Comment by vog
10 years ago
I wonder how this approach (single file + log) compares to the other usual approach (write second file, move over first):
1. Write changed the data into a temporary file in the same directory (don't touch the original file)
2. Move new file over old file
Does this lead to a simpler strategy that is easier to reason about, where it is less likely for programmer to get it wrong? At least I see this strategy being applied more often than the "single file + log" approach.
The obvious downside is that this temporarily uses twice the size of the dataset. However, that is usually mitigated by splitting the data into multiple files, and/or applying this only to applications that don't need to store gigabytes in the first place.
That's not guaranteed to work in the face of crashes. The problem is that the directory update could get flushed to disk before the file data.
This is the fundamental problem: When you allow the OS (or the compiler, or the CPU) to re-order operations in the name of efficiency you lose control over intermediate states, and so you cannot guarantee that these intermediates states are consistent with respect to the semantics that you care about. And this is the even more fundamental problem: our entire programming methodology has revolved around describing what we want the computer to do rather than what we want to to achieve. Optimizations then have to reverse-engineer our instructions and make their best guesses as to what we really meant (e.g. "This is dead code. It cannot possibly affect the end result. Therefore it can be safely eliminated.) Sometimes (often?) those guesses are wrong. When they are, we typically only find out about it after the mismatch between our expectations and the computer's have manifested themselves in some undesirable (and often unrecoverable) way.
"That's not guaranteed to work in the face of crashes. The problem is that the directory update could get flushed to disk before the file data."
No, it can work, provided that the temporary file is fsynced before being renamed, the parent directory is fsynced after renaming the file, and that the application only considers the rename to have taken place after the parent directory is fsynced (not after the rename call itself).
FSYNC is not enough. You also have to make sure that NCQ is disabled:
https://en.wikipedia.org/wiki/Native_Command_Queuing
1 reply →
Good summary of the situation. It's why I fought out-of-order execution at hardware and OS levels as much as I could. Even went out of way to use processors that didn't do it. Market pushed opposite stuff into dominance. Then came the inevitable software re-writes to get predictability and integrity out of what shouldn't have problems in the first place. It's all ridiculous.

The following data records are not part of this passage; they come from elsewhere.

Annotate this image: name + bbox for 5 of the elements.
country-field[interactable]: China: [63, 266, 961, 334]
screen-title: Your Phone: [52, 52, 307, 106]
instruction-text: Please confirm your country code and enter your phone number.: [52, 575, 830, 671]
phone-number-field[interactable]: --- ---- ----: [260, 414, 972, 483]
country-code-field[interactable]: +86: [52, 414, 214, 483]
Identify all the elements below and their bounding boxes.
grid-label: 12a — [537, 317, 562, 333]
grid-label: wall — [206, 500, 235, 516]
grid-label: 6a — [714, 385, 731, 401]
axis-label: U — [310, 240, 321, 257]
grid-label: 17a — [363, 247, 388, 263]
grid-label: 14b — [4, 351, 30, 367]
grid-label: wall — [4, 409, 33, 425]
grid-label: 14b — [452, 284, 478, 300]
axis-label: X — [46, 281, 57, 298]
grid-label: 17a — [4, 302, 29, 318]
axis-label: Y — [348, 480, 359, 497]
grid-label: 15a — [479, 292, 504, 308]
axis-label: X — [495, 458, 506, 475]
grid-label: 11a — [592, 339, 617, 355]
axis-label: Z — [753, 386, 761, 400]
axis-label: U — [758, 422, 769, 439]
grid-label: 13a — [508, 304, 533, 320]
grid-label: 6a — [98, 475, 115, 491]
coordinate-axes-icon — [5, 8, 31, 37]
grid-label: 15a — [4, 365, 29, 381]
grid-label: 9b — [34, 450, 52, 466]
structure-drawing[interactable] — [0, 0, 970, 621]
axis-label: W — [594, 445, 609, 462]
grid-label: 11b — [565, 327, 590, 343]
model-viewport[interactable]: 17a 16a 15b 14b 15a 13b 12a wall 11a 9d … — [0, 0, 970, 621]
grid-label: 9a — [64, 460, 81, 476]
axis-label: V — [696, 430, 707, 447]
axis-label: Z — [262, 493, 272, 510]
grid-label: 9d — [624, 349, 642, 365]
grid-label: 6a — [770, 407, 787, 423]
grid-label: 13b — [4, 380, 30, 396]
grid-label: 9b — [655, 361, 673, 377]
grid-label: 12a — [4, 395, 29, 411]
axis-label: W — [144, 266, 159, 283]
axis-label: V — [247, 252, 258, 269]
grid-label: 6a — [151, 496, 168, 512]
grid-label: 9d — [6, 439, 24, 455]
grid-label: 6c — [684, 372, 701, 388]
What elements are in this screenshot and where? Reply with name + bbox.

It bugged me that Sublime Text used to do these so-called atomic saves by default since it screwed with basic unix expectations like fstat and fseek meaningfully working (like a tail -f implementation could boil down to[0]). A concurrently running process using those calls would be off in lala-land as soon as the text file was modified and saved: it would never pick up any modifications, because it and the editor weren't even dealing with the same file any more.

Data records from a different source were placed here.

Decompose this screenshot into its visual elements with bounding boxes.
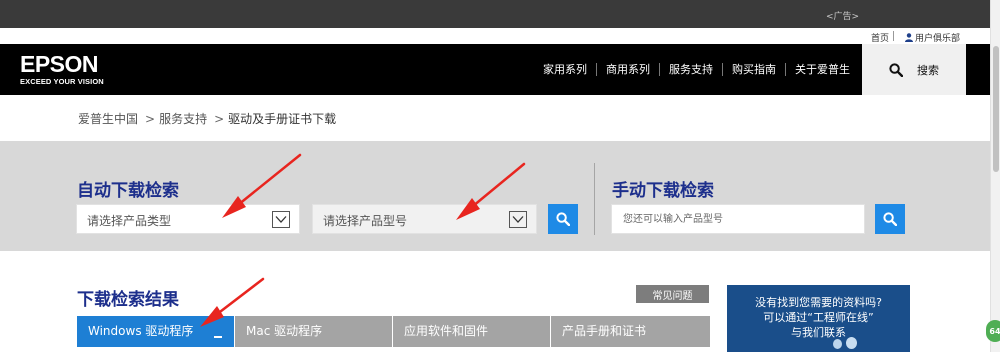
tab-windows-drivers[interactable]: Windows 驱动程序 xyxy=(77,316,234,347)
utility-divider xyxy=(893,31,894,41)
manual-search-button[interactable] xyxy=(875,204,905,234)
product-model-select[interactable]: 请选择产品型号 xyxy=(312,204,537,234)
promo-line-1: 没有找到您需要的资料吗? xyxy=(755,296,882,309)
promo-line-3: 与我们联系 xyxy=(791,326,846,339)
nav-item-service-support[interactable]: 服务支持 xyxy=(659,63,722,76)
model-number-input-wrap xyxy=(611,204,865,234)
panel-divider xyxy=(594,163,595,235)
main-nav: 家用系列 商用系列 服务支持 购买指南 关于爱普生 xyxy=(534,44,859,95)
promo-decoration xyxy=(846,337,857,349)
product-type-select[interactable]: 请选择产品类型 xyxy=(76,204,300,234)
results-tabs: Windows 驱动程序 Mac 驱动程序 应用软件和固件 产品手册和证书 xyxy=(77,316,711,347)
site-header: EPSON EXCEED YOUR VISION 家用系列 商用系列 服务支持 … xyxy=(0,44,990,95)
page-scrollbar[interactable] xyxy=(990,0,1000,352)
side-badge[interactable]: 64 xyxy=(986,320,1000,342)
breadcrumb-item-service-support[interactable]: 服务支持 xyxy=(159,112,207,126)
breadcrumb-item-epson-china[interactable]: 爱普生中国 xyxy=(78,112,138,126)
collapse-icon xyxy=(214,336,222,338)
auto-search-title: 自动下载检索 xyxy=(77,181,179,201)
user-club-label: 用户俱乐部 xyxy=(915,34,961,44)
breadcrumb-separator: > xyxy=(214,112,225,126)
home-link[interactable]: 首页 xyxy=(871,31,889,44)
search-panel: 自动下载检索 请选择产品类型 请选择产品型号 手动下载检索 xyxy=(0,141,990,251)
chevron-down-icon[interactable] xyxy=(272,211,290,228)
model-number-input[interactable] xyxy=(612,205,864,233)
nav-item-home-series[interactable]: 家用系列 xyxy=(534,63,596,76)
breadcrumb-item-current: 驱动及手册证书下载 xyxy=(228,112,337,126)
magnifier-icon xyxy=(883,212,897,226)
page: <广告> 首页 用户俱乐部 EPSON EXCEED YOUR VISION 家… xyxy=(0,0,1000,352)
tab-windows-drivers-label: Windows 驱动程序 xyxy=(88,324,194,338)
nav-item-about-epson[interactable]: 关于爱普生 xyxy=(785,63,859,76)
promo-decoration xyxy=(833,339,842,349)
faq-button[interactable]: 常见问题 xyxy=(636,285,709,303)
epson-logo[interactable]: EPSON EXCEED YOUR VISION xyxy=(20,52,104,86)
header-search-button[interactable]: 搜索 xyxy=(862,44,966,95)
logo-wordmark: EPSON xyxy=(20,51,99,77)
product-type-value: 请选择产品类型 xyxy=(87,214,172,228)
breadcrumb: 爱普生中国 > 服务支持 > 驱动及手册证书下载 xyxy=(78,110,340,127)
user-club-link[interactable]: 用户俱乐部 xyxy=(905,31,960,44)
breadcrumb-separator: > xyxy=(145,112,156,126)
tab-manuals-certificates[interactable]: 产品手册和证书 xyxy=(551,316,710,347)
results-title: 下载检索结果 xyxy=(77,290,179,310)
nav-item-buying-guide[interactable]: 购买指南 xyxy=(722,63,785,76)
user-icon xyxy=(905,33,913,42)
tab-software-firmware[interactable]: 应用软件和固件 xyxy=(393,316,550,347)
product-model-value: 请选择产品型号 xyxy=(323,214,408,228)
promo-line-2: 可以通过“工程师在线” xyxy=(763,311,874,324)
nav-item-business-series[interactable]: 商用系列 xyxy=(596,63,659,76)
tab-mac-drivers[interactable]: Mac 驱动程序 xyxy=(235,316,392,347)
ad-label: <广告> xyxy=(826,12,860,22)
header-search-label: 搜索 xyxy=(917,63,939,77)
auto-search-button[interactable] xyxy=(548,204,578,234)
logo-tagline: EXCEED YOUR VISION xyxy=(20,77,104,86)
magnifier-icon xyxy=(889,62,903,77)
manual-search-title: 手动下载检索 xyxy=(612,181,714,201)
chevron-down-icon[interactable] xyxy=(509,211,527,228)
ad-bar: <广告> xyxy=(0,0,990,28)
magnifier-icon xyxy=(556,212,570,226)
scrollbar-thumb[interactable] xyxy=(993,46,999,172)
utility-bar: 首页 用户俱乐部 xyxy=(0,28,990,44)
engineer-online-promo[interactable]: 没有找到您需要的资料吗? 可以通过“工程师在线” 与我们联系 xyxy=(727,285,910,352)
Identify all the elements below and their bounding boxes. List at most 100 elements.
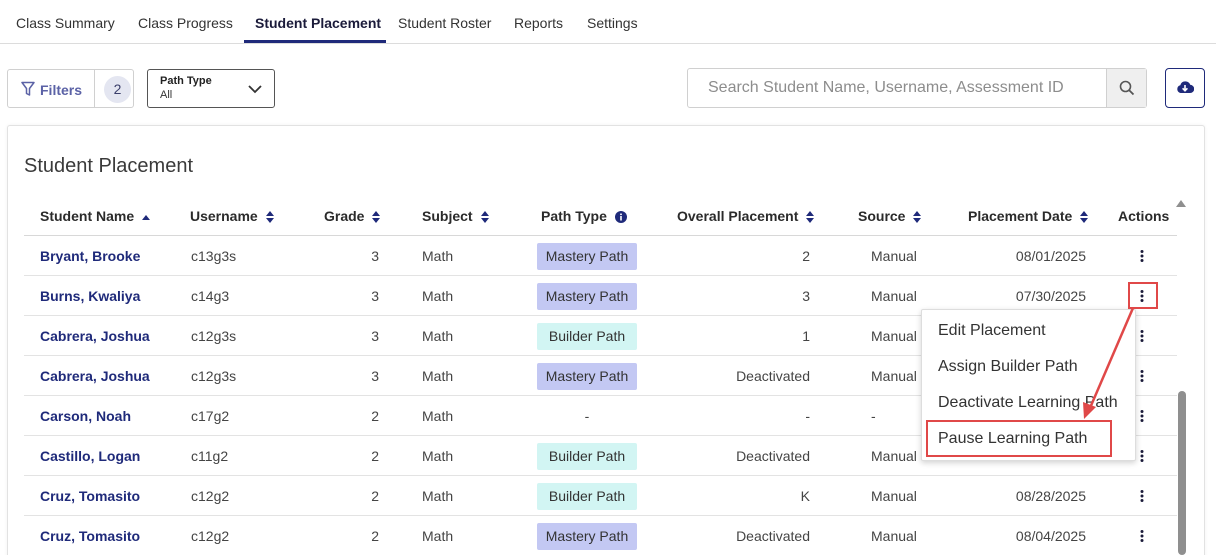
filters-button[interactable]: Filters 2 [7,69,134,108]
source-cell: Manual [871,248,917,264]
student-name-link[interactable]: Castillo, Logan [40,436,140,476]
tab-class-summary[interactable]: Class Summary [16,0,115,44]
sort-icon [806,211,815,224]
tab-student-roster[interactable]: Student Roster [398,0,491,44]
info-icon[interactable] [614,211,627,224]
kebab-menu-icon [1140,410,1144,422]
grade-cell: 2 [371,408,379,424]
menu-item-deactivate-learning-path[interactable]: Deactivate Learning Path [938,394,1118,412]
path-type-label: Path Type [160,75,212,87]
grade-cell: 2 [371,448,379,464]
tab-student-placement[interactable]: Student Placement [255,0,381,44]
overall-placement-cell: Deactivated [736,528,810,544]
student-name-link[interactable]: Carson, Noah [40,396,131,436]
table-row: Bryant, Brooke c13g3s 3 Math Mastery Path 2 Ma… [24,236,1177,276]
download-button[interactable] [1165,68,1205,108]
col-header-label: Source [858,208,906,224]
cloud-download-icon [1177,81,1194,94]
student-name-link[interactable]: Bryant, Brooke [40,236,140,276]
col-header-overall-placement[interactable]: Overall Placement [677,208,815,224]
student-name-link[interactable]: Cabrera, Joshua [40,316,150,356]
table-row: Cruz, Tomasito c12g2 2 Math Builder Path K Man… [24,476,1177,516]
path-type-cell: Mastery Path [537,356,637,396]
sort-ascending-icon [142,215,151,221]
row-actions-button[interactable] [1132,486,1152,506]
scroll-up-icon[interactable] [1176,199,1186,207]
tab-class-progress[interactable]: Class Progress [138,0,233,44]
filters-label: Filters [40,82,83,98]
tab-settings[interactable]: Settings [587,0,638,44]
path-type-badge: Builder Path [537,443,637,470]
kebab-menu-icon [1140,450,1144,462]
path-type-select[interactable]: Path Type All [147,69,275,108]
subject-cell: Math [422,448,454,464]
search-button[interactable] [1106,69,1146,107]
source-cell: Manual [871,528,917,544]
path-type-badge: Builder Path [537,323,637,350]
path-type-cell: Builder Path [537,436,637,476]
col-header-label: Placement Date [968,208,1073,224]
student-name-link[interactable]: Cruz, Tomasito [40,516,140,555]
col-header-placement-date[interactable]: Placement Date [968,208,1089,224]
kebab-menu-icon [1140,330,1144,342]
path-type-cell: Builder Path [537,316,637,356]
col-header-path-type: Path Type [541,208,627,224]
subject-cell: Math [422,288,454,304]
source-cell: Manual [871,488,917,504]
subject-cell: Math [422,408,454,424]
table-row: Cruz, Tomasito c12g2 2 Math Mastery Path Deac… [24,516,1177,555]
menu-item-edit-placement[interactable]: Edit Placement [938,322,1046,340]
row-actions-button[interactable] [1132,526,1152,546]
tab-reports[interactable]: Reports [514,0,563,44]
grade-cell: 2 [371,528,379,544]
placement-date-cell: 08/01/2025 [1015,248,1086,264]
col-header-label: Subject [422,208,473,224]
path-type-cell: - [584,408,590,424]
subject-cell: Math [422,328,454,344]
search-input[interactable] [688,69,1106,107]
kebab-menu-icon [1140,370,1144,382]
filters-divider [94,70,95,107]
source-cell: Manual [871,288,917,304]
kebab-menu-icon [1140,490,1144,502]
subject-cell: Math [422,368,454,384]
overall-placement-cell: 3 [802,288,810,304]
username-cell: c11g2 [191,448,229,464]
search-icon [1119,80,1135,96]
path-type-cell: Mastery Path [537,516,637,555]
sort-icon [1080,211,1089,224]
col-header-source[interactable]: Source [858,208,922,224]
col-header-subject[interactable]: Subject [422,208,489,224]
student-name-link[interactable]: Cabrera, Joshua [40,356,150,396]
card-title: Student Placement [24,155,193,177]
overall-placement-cell: - [805,408,810,424]
col-header-grade[interactable]: Grade [324,208,381,224]
scrollbar-thumb[interactable] [1178,391,1186,555]
search-box [687,68,1147,108]
path-type-badge: Builder Path [537,483,637,510]
col-header-username[interactable]: Username [190,208,274,224]
col-header-label: Grade [324,208,365,224]
overall-placement-cell: K [800,488,810,504]
col-header-actions: Actions [1118,208,1170,224]
sort-icon [265,211,274,224]
student-name-link[interactable]: Burns, Kwaliya [40,276,140,316]
placement-date-cell: 08/04/2025 [1015,528,1086,544]
overall-placement-cell: 1 [802,328,810,344]
path-type-cell: Builder Path [537,476,637,516]
col-header-label: Username [190,208,258,224]
col-header-student-name[interactable]: Student Name [40,208,151,224]
subject-cell: Math [422,488,454,504]
row-actions-button[interactable] [1132,246,1152,266]
grade-cell: 3 [371,368,379,384]
username-cell: c12g2 [191,528,230,544]
username-cell: c13g3s [191,248,237,264]
active-tab-indicator [244,40,386,43]
placement-date-cell: 08/28/2025 [1015,488,1086,504]
kebab-menu-icon [1140,530,1144,542]
menu-item-assign-builder-path[interactable]: Assign Builder Path [938,358,1078,376]
username-cell: c17g2 [191,408,230,424]
username-cell: c14g3 [191,288,230,304]
student-name-link[interactable]: Cruz, Tomasito [40,476,140,516]
filter-icon [21,81,35,96]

[0] Here's follow(1) in my homemade PL:
GNU tail lets you say "--follow=descriptor" to follow the content of the file no matter how it gets renamed, or "--follow=name" to re-open the same filename when a different file gets renamed onto it.
That's the difference between 'tail -f' and 'tail -F' and is implemented in every tail I know of.
1 reply →
Functional versus imperative concurrent shared data approaches provide a good analogy:
* Single file + log: fine grained locking in a shared C data structure. Yuck!
* Write new then move: transactional reference to a shared storage location, something like Clojure's refs. Easy enough.
The latter clearly provides the properties we'd like, the former may but it's a lot more complicated to verify and there are tons of corner cases. So I think move new file over old file is the simpler strategy and way easier to reason about.
The obvious downside is that this temporarily uses twice the size of the dataset. However, that is usually mitigated by splitting the data into multiple files, and/or applying this only to applications that don't need to store gigabytes in the first place.
Clojure's approach again provides an interesting solution to saving space. Taking the idea of splitting data into multiple files to the logical conclusion, you end up with the structure sharing used in efficient immutable data structures.
Your solution is slower; also, you need to fsync()/fdatasync() the new file before moving, at least on some systems (http://lwn.net/Articles/322823/ is the best reference I can find right now), and you need to fsync() the directory if you wish the rename to be durable (as opposed to just all-or-nothing.)
In general this approach should work fine, but devil is in detail: 1. You have to flush change to temporary file before move because otherwise you may get empty file: OS may reorder move and write operations 2. After move you have to flush parent directory of destination file on Posix. Windows have special flag for MoveFileEx() to ensure that operation is done or you have to call FlushFileBuffers() for destination file.
Linked paper mention the many popular programs forgets about (1).